Sal professes to have hundreds of favorite horses. “It’s the horses that respond well that tend to be your favorites,” he notes. “They tend to have the personalities that match with you, where they allow you in. Just like with dressage, the ultimate is to blur the distinction between horse and rider and create a new single entity. That happens with me with horses in a massage sometimes – the distinction between the two of us is really blurred. There’s nothing else that exists around us. It’s just us and it becomes more of a ‘one’ thing. Those are the experiences that are the ultimate. It’s amazing. I live for it.”

Of course, Sal is not only grateful to the horses for helping him find fulfillment in life, but also to the humans connected to them. “I thank everyone who gave me the chance, especially those in the beginning who gave me a shot,” he avers. “That’s the other thing that’s so fulfilling about my life – the trust that people have in me with their horses.”

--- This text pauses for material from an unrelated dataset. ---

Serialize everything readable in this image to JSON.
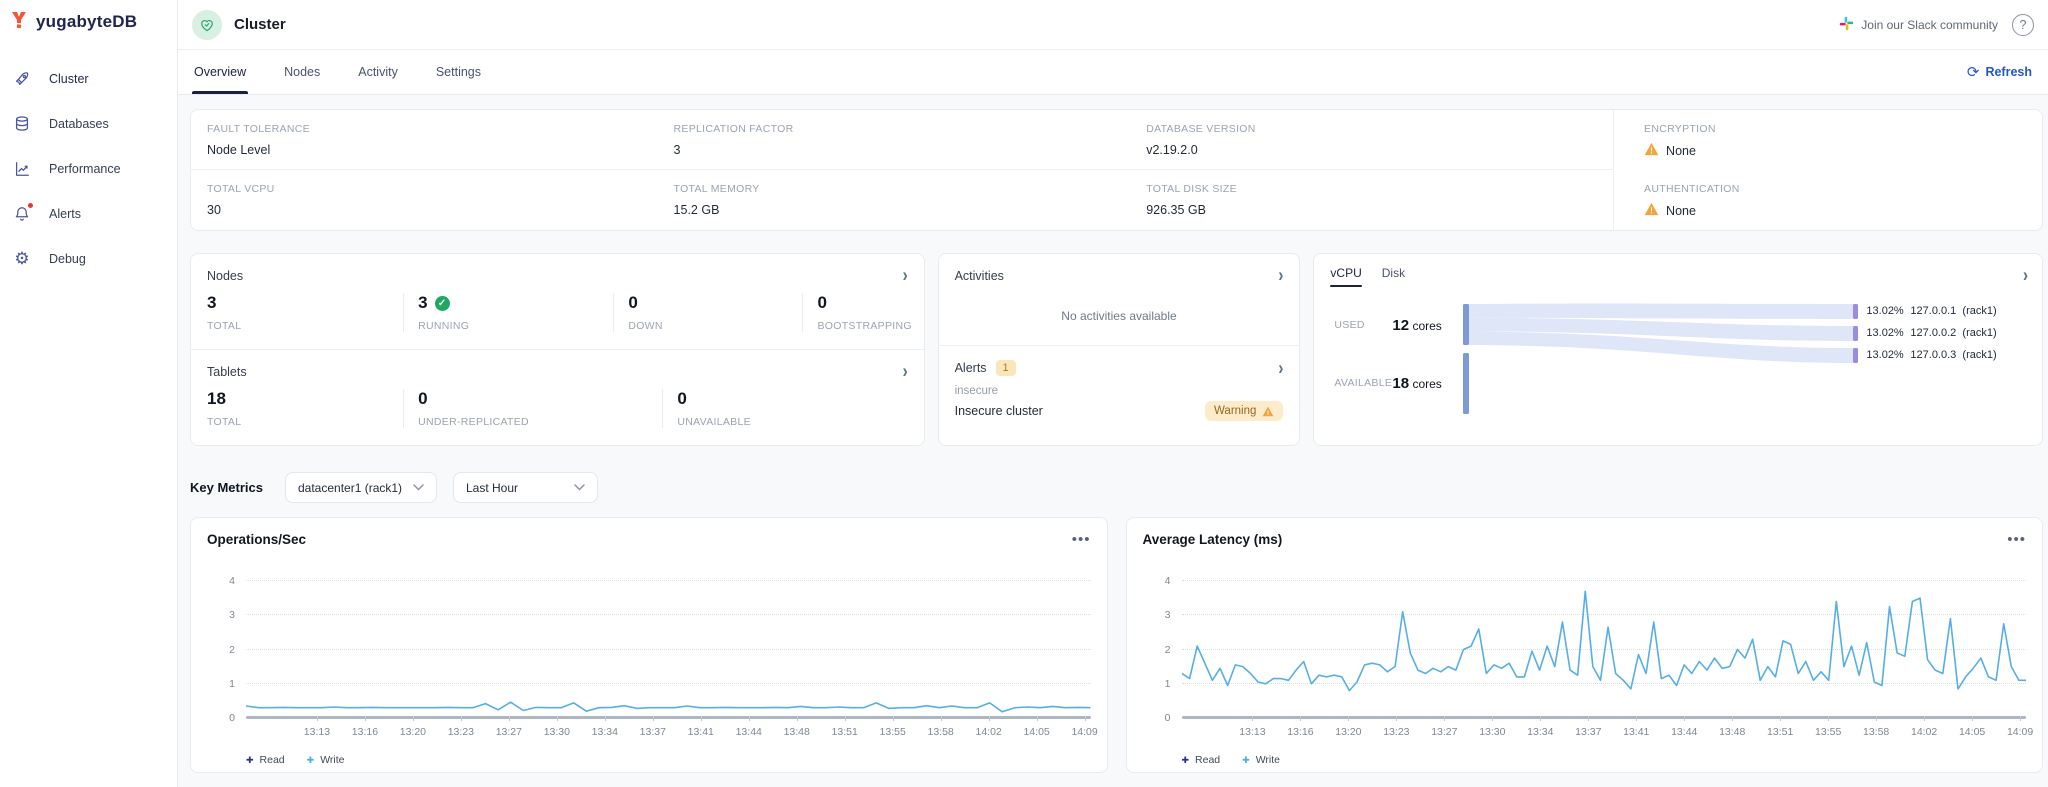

While creating a successful career with horses has been the central focus of Sal’s life for 10 years, he is now adding another dimension to his sense of fulfillment and shares, “Anybody who does the sporthorse thing has fallen into the trap of the travel and moving every six months. Some people are OK with it, some people grow tired of it, but with almost everybody it affects their relationships. I want to have a home, a year-round presence in New England, and develop the northeast market. I’ll always have a presence in the sporthorse world because it’s good for business and it’s where I learn from those riders, horses, and vets, but it’s really important for me to create a home in New England.”

Sal notes that he’ll never give up his practice in Wellington, but in the future he will limit his time there to a few weeks in November and December and then the majority of January, February, and March when the New England market is in the deep freeze and the Florida show season is peaking.